Given the explosion of data production, storage capabilities, communications technologies, computational power, and supporting infrastructure, data science is now recognized as a highly-critical growth area with impact across many sectors including science, government, finance, health care, manufacturing, advertising, retail, and others. Since data science technologies are being leveraged to drive crucial decision making, it is of paramount importance to be able to measure the performance of these technologies and to correctly interpret their output. The NIST Information Technology Laboratory is forming a cross-cutting data science program focused on driving advancements in data science through system benchmarking and rigorous measurement science.
Understanding the Data Science Technical Landscape:
- Primary challenges in and technical approaches to complex workflow components of Big Data systems, including ETL, lifecycle management, analytics, visualization & human-system interaction.
- Major forms of analytics employed in data science.

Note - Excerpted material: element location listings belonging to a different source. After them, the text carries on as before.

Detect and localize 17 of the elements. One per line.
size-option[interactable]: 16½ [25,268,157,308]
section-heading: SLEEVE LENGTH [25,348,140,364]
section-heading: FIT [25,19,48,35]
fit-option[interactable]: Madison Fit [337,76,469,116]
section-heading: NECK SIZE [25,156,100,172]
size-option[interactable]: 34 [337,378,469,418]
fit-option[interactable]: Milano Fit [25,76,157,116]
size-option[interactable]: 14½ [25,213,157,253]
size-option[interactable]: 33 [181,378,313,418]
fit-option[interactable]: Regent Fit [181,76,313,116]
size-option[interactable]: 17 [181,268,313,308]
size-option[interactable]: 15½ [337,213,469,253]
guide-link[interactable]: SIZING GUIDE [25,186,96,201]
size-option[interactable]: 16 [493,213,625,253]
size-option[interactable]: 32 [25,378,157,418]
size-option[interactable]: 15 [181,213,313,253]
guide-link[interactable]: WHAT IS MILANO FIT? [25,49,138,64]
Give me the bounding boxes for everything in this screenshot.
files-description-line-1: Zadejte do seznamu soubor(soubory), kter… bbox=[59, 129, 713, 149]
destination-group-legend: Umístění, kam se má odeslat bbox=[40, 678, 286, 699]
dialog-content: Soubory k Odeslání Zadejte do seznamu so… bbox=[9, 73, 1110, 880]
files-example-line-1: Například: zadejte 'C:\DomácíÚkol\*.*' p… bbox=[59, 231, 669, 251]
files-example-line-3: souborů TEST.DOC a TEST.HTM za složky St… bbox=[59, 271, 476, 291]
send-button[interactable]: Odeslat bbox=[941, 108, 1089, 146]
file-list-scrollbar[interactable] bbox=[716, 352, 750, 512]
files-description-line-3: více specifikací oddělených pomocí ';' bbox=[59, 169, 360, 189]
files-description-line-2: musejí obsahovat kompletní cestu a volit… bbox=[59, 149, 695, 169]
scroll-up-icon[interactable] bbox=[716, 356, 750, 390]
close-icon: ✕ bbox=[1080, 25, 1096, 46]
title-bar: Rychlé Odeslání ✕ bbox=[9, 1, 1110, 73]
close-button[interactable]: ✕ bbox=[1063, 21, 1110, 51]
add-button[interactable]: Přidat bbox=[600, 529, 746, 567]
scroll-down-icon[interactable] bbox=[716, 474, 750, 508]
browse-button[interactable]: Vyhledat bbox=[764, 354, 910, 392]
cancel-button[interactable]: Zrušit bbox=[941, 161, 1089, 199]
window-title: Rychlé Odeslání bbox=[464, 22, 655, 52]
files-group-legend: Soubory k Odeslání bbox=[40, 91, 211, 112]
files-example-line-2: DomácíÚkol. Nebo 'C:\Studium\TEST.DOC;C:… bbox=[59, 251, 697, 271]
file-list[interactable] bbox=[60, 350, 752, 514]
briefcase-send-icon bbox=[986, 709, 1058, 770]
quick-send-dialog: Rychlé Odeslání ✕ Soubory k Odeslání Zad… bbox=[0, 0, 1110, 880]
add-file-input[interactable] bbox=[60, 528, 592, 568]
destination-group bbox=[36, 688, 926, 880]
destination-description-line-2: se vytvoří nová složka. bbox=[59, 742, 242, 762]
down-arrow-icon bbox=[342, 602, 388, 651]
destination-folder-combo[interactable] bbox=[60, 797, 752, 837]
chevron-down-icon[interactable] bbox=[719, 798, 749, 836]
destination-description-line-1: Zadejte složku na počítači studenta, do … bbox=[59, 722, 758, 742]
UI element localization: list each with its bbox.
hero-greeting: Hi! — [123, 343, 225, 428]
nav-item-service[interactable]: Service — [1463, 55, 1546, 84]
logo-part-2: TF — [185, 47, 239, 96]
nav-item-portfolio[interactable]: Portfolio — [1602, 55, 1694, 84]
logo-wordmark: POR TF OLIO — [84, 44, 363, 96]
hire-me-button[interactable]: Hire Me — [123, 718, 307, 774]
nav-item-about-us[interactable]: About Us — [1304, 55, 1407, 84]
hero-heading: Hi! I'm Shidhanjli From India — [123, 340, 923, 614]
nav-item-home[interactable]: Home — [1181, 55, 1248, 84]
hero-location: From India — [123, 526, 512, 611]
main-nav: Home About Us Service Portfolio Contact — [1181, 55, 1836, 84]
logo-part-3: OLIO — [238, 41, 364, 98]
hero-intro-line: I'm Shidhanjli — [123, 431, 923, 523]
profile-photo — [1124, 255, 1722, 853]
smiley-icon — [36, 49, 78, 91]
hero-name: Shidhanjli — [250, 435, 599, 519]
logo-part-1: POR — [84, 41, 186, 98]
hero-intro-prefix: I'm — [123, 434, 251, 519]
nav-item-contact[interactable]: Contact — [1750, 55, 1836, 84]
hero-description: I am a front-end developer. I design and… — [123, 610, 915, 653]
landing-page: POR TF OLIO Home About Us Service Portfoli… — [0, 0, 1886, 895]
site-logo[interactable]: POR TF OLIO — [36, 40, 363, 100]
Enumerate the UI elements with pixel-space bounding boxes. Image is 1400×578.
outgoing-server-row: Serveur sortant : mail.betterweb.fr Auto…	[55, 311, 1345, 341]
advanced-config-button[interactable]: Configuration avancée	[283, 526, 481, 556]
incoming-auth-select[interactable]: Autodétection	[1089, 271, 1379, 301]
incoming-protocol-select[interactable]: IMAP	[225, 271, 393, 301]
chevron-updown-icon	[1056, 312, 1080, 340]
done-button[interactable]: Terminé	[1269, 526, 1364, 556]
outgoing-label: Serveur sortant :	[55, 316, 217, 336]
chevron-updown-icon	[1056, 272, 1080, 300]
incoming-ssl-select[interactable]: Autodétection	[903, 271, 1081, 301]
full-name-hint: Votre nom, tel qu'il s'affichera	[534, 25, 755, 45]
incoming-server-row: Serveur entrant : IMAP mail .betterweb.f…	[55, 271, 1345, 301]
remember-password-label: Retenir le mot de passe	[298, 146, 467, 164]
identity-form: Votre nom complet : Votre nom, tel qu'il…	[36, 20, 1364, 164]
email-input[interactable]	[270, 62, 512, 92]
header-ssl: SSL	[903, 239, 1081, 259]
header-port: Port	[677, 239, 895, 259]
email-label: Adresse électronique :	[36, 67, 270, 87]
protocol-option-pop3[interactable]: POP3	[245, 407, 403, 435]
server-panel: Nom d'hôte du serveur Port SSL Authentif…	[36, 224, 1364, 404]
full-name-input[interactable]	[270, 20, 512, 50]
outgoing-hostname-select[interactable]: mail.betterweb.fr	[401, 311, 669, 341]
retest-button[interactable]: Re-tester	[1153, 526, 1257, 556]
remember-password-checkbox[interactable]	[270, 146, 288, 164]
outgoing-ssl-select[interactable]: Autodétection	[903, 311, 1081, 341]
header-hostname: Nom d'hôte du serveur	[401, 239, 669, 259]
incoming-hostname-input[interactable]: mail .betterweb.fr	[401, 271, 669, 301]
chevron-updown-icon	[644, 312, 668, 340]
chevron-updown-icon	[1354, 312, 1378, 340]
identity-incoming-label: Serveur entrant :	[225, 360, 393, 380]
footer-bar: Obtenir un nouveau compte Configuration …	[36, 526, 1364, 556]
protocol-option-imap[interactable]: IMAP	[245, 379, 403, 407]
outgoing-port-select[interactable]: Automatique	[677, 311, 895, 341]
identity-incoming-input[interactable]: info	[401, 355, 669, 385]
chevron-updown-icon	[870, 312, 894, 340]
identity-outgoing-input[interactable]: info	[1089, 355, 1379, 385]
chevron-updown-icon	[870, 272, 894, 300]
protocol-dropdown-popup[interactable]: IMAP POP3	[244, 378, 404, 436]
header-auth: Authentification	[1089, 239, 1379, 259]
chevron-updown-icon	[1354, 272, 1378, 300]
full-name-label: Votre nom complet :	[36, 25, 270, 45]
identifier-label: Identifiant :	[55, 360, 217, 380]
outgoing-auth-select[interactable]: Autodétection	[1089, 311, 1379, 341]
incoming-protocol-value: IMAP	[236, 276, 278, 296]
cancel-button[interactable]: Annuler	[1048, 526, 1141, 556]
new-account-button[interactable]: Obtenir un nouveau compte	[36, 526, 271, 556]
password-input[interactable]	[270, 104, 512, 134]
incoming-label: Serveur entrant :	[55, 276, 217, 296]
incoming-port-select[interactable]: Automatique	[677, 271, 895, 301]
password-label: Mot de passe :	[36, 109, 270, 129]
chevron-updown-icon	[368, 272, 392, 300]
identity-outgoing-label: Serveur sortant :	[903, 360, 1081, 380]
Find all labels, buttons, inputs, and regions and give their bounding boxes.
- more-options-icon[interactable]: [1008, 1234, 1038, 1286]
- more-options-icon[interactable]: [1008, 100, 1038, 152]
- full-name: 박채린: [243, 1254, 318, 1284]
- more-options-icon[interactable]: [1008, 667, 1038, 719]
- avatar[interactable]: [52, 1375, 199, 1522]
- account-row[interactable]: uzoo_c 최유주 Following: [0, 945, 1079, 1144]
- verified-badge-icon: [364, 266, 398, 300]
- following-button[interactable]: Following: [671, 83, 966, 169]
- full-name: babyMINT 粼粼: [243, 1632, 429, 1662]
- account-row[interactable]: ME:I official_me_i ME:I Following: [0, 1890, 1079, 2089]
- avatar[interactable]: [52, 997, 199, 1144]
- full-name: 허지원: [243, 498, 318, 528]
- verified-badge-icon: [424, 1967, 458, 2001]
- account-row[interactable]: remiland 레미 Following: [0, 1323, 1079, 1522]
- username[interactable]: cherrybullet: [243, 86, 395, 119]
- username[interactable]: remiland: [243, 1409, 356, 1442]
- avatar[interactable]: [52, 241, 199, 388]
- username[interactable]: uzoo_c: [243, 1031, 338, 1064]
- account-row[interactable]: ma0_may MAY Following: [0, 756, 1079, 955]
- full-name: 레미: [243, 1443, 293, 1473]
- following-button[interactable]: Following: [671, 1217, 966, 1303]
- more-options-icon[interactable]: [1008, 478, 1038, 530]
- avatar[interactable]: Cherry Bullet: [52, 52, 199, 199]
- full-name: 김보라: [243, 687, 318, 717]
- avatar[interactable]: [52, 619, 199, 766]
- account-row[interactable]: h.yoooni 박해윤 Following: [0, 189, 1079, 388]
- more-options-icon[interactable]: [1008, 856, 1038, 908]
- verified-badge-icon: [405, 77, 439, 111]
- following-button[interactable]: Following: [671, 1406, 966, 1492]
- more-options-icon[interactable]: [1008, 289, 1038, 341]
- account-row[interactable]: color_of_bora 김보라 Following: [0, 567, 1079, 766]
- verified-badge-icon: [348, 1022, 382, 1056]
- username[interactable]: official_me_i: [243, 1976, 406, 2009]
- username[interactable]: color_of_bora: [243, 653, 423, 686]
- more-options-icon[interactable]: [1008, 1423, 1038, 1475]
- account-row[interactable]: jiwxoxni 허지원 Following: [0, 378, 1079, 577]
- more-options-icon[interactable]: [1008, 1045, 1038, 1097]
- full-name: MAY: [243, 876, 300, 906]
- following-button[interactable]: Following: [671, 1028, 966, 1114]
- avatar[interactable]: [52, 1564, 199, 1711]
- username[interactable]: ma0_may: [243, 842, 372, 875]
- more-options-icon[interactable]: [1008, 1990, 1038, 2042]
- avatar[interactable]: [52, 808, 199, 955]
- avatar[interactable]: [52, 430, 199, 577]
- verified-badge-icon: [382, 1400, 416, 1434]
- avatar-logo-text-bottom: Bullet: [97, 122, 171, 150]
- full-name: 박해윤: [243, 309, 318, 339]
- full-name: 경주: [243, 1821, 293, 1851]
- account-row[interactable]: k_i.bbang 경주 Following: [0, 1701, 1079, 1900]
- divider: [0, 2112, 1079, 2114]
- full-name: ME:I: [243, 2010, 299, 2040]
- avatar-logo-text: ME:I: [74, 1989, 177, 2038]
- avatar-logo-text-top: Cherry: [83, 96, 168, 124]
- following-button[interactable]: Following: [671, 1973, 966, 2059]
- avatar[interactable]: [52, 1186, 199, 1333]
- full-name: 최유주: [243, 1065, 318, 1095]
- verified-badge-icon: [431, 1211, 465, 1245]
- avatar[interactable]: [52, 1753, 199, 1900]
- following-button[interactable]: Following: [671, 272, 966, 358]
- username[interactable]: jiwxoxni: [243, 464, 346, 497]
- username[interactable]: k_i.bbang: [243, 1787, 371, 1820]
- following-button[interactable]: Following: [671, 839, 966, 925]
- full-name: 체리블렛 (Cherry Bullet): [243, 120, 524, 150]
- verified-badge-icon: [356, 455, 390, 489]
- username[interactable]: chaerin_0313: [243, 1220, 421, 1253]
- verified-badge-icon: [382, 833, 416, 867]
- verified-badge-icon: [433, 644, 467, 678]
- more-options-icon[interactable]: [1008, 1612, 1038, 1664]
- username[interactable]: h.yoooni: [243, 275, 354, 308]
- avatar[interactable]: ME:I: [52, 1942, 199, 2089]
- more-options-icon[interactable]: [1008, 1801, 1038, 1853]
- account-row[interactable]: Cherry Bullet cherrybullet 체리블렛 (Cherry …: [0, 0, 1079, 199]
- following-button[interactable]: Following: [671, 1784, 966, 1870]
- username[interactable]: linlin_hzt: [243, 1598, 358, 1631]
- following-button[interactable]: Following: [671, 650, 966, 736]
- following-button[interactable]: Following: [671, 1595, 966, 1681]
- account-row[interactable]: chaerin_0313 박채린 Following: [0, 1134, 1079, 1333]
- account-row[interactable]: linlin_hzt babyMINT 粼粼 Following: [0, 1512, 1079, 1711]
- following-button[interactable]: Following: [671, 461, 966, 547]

- Generation of ground truth for large datasets and performance measurement with limited or no ground truth.
- Methods to measure the performance of data analytic workflows where there are multiple subcomponents, decision points, and human interactions.
- Methods to measure the flow of uncertainty across complex data analytic systems.
- Approaches to formally characterizing end-to-end analytic workflows.
- Useful properties for data science reference datasets.
- Leveraging simulated data in data science research.
- Efficient approaches to sharing research data.